Animats•about 2 hours ago
"Many observers of recent trends" - sounds like ChatGPT. It's too old, though. It's probably in ChatGPT's training set.

I read that decades ago.

What they missed is that computers helped existing companies some. But they helped new companies that didn't have legacy problems far more. Over time, the new companies became larger than the old ones, and sometimes replaced them. When that paper was written, there were three main TV networks, newspapers in every city, and the advertising industry was Madison Avenue in New York. Now, all that is irrelevant.

falaki•about 2 hours ago
The paper has some insights that may apply to AI coding: 1. The first companies that benefitted from the Dynamo were electrical light manufacturers. They were more intimately aware of the potential benefits and since they were new, they built the factories to take advantage of Dynamos. Think who is benefiting most from AI coding these days.

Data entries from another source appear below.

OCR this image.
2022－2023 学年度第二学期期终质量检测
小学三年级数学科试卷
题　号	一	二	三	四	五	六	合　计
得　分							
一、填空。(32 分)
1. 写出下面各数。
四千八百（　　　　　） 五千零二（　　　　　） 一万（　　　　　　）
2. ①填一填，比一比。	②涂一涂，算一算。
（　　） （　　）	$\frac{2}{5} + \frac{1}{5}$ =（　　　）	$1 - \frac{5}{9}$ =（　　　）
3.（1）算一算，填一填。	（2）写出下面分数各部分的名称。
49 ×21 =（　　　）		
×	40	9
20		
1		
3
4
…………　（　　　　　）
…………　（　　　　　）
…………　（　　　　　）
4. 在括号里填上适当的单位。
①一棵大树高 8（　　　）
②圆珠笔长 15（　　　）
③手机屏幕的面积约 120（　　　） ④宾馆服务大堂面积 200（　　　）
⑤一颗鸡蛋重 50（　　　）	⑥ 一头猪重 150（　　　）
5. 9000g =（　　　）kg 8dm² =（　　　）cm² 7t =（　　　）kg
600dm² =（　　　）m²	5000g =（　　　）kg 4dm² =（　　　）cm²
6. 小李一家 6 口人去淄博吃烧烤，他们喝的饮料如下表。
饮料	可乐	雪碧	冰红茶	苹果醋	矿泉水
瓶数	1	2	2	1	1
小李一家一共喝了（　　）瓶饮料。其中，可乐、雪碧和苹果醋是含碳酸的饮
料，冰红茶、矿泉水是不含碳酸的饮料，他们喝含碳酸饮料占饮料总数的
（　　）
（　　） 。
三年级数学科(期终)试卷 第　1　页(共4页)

2. Existing manufacturing operations didn't realize that their factory layouts and processes were unsuitable for Dynamos. They would replace the power source but see no benefit from it. It took many years for old pipelines to depreciate and be replaced with new ones that were able to benefit from distributed mechanical power generation.

casey2•about 2 hours ago
Electricity allows near instant transport physical work. General purpose computers allowed us to digitize previously physical work and as such have more a efficient application (near arbitrary algorithms&DS) of work on those now digital objects.

LLMs are more akin to the steam engine, in that they allow you to short circuit some types of intellectual work, but it's entirely limited to acting on language objects. The limits are well known, LLMs lack a world model, they even lack a machine model (this is often debated, but the thing that looks like a world model in an LLM is lacking and poorly emulated. Despite the pedantic corporate propaganda to the contrary.)